10. IMMIGRATION, INTÉGRATION
Dixième thèse : face aux obsessions xénophobes de l’extrême-droite, la France doit rester une terre d’accueil pour les réprouvés. En revanche, elle ne saurait consacrer un « droit d’installation » sans limite qui verrait tout arrivant s’établir sans contrôle sur le territoire national. Tout programme de gauche doit comprendre une politique d’immigration claire, à la fois généreuse et ferme. Elle passe par le renforcement des moyens d’intégration des minorités venues d’ailleurs, par une meilleure répartition sur le territoire et par une meilleure solidarité entre les États membres de l’Union européenne.
11. LA SÉCURITÉ
Onzième point. La montée des agressions violentes contre les personnes, ou encore la persistance dramatique des féminicides, doivent retenir au premier chef l’attention d’une gauche du réel. Les agressions de toutes sortes perturbent la tranquillité de tous, mais frappent en priorité les classes les plus démunies. Tout projet de gauche suppose la mise en œuvre d’une politique de sécurité républicaine, à la fois ferme et respectueuse des libertés. Cela passe par une réforme et un renforcement des services de police, un accroissement des moyens de la justice, et aussi par un travail de réconciliation de la police avec l’ensemble de la population, notamment dans les quartiers difficiles.

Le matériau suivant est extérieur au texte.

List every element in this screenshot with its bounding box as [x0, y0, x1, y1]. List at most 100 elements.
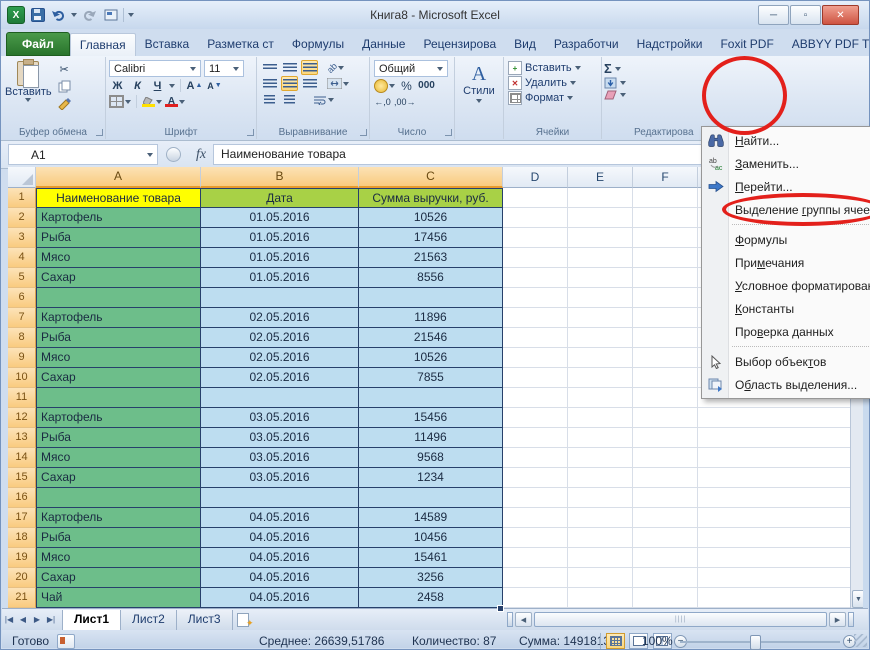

12. LA FRANCE DANS LE MONDE
Enfin, dernière thèse. Nous devons prendre en charge la sécurité du pays et le rôle international de la France, dans un monde menacé par le terrorisme, par d’innombrables conflits armés et par l’agressivité des nouveaux empires de Chine ou de Russie. C’est-à-dire nous appuyer sur un outil de défense modernisé, respecter nos alliances et non rester dans l’ambigüité face aux dictatures, et concourir à un effort de défense européen. Dans un monde dont le centre de gravité se déplace vers l’est, nous soutenons la construction d’une Europe unie et indépendante qui joue son rôle sur l’échiquier planétaire, face aux empires. Cette Europe doit être mise au service des peuples et renforcer son action commune en faveur de la mutation écologique, de l’équilibre social et de la défense des droits humains. Nous sommes résolument européens, mais nous ne négligeons rien des prérogatives nationales qui nous incombent.
Enfin, nous sommes certains que l’influence de la France, patrie de la liberté et respectée comme telle, dépend aussi de sa capacité à construire une société juste, équilibrée, conforme à ses valeurs.
Le projet qui est le nôtre a aussi ce rôle :
faire en sorte que la France se dote d’un modèle social et politique original, qui porte plus loin les valeurs progressistes.
À cette condition, notre pays relèvera le flambeau de la liberté et de l’égalité, pour devenir un exemple parmi les nations.